A concept in psychology is helping AI to better navigate our world

The concept: When we look at a chair, regardless of its shape and color, we know that we can sit on it. When a fish is in water, regardless of its location, it knows that it can swim. This is known as the theory of affordance, a term coined by psychologist James J. Gibson. It states that when intelligent beings look at the world they perceive not simply objects and their relationships but also their possibilities. In other words, the chair “affords” the possibility of sitting. The water “affords” the possibility of swimming. The theory could explain in part why animal intelligence is so generalizable—we often immediately know how to engage with new objects because we recognize their affordances.

The idea: Researchers at DeepMind are now using this concept to develop a new approach to reinforcement learning. In typical reinforcement learning, an agent learns through trial and error, beginning with the assumption that any action is possible. A robot learning to move from point A to point B, for example, will assume that it can move through walls or furniture until repeated failures tell it otherwise. The idea is if the robot were instead first taught its environment’s affordances, it would immediately eliminate a significant fraction of the failed trials it would have to perform. This would make its learning process more efficient and help it generalize across different environments.
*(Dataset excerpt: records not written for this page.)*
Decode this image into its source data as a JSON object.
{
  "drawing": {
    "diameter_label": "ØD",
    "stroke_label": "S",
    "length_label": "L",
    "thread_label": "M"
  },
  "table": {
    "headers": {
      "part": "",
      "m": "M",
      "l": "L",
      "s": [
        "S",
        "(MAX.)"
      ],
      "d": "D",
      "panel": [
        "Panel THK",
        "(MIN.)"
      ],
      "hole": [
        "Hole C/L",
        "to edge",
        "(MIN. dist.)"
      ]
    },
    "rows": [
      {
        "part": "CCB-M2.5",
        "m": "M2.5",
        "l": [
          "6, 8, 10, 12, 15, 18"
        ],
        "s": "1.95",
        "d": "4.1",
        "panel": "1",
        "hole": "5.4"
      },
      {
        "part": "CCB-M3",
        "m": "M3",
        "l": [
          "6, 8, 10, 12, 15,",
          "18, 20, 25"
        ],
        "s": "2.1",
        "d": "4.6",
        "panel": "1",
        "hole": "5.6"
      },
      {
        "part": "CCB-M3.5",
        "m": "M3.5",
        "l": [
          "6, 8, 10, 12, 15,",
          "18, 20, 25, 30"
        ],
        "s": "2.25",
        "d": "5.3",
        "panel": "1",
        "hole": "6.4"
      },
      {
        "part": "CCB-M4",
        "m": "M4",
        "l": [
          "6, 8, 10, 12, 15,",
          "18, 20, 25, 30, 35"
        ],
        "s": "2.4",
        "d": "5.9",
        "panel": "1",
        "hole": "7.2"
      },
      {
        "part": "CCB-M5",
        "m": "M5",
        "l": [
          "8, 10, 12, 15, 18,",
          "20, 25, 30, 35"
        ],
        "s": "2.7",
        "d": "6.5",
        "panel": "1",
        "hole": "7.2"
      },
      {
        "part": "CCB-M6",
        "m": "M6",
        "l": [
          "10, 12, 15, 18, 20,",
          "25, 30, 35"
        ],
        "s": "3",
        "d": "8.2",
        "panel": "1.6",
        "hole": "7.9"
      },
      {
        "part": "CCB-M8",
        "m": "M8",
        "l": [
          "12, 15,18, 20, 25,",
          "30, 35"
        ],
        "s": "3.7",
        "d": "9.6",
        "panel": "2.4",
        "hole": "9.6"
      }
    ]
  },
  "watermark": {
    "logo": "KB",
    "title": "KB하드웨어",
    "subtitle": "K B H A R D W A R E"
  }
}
The experiments: The researchers set up a simple virtual scenario. They placed a virtual agent in a 2D environment with a wall down the middle and had the agent explore its range of motion until it had learned what the environment would allow it to do—its affordances. The researchers then gave the agent a set of simple objectives to achieve through reinforcement learning, such as moving a certain amount to the right or to the left. They found that, compared with an agent that hadn’t learned the affordances, it avoided any moves that would cause it to get blocked by the wall partway through its motion, setting it up to achieve its goal more efficiently.

Why it matters: The work is still in its early stages, so the researchers used only a simple environment and primitive objectives. But their hope is that their initial experiments will help lay a theoretical foundation for scaling the idea up to much more complex actions. In the future, they see this approach allowing a robot to quickly assess whether it can, say, pour liquid into a cup. Having developed a general understanding of which objects afford the possibility of holding liquid and which do not, it won’t have to repeatedly miss the cup and pour liquid all over the table to learn how to achieve its objective.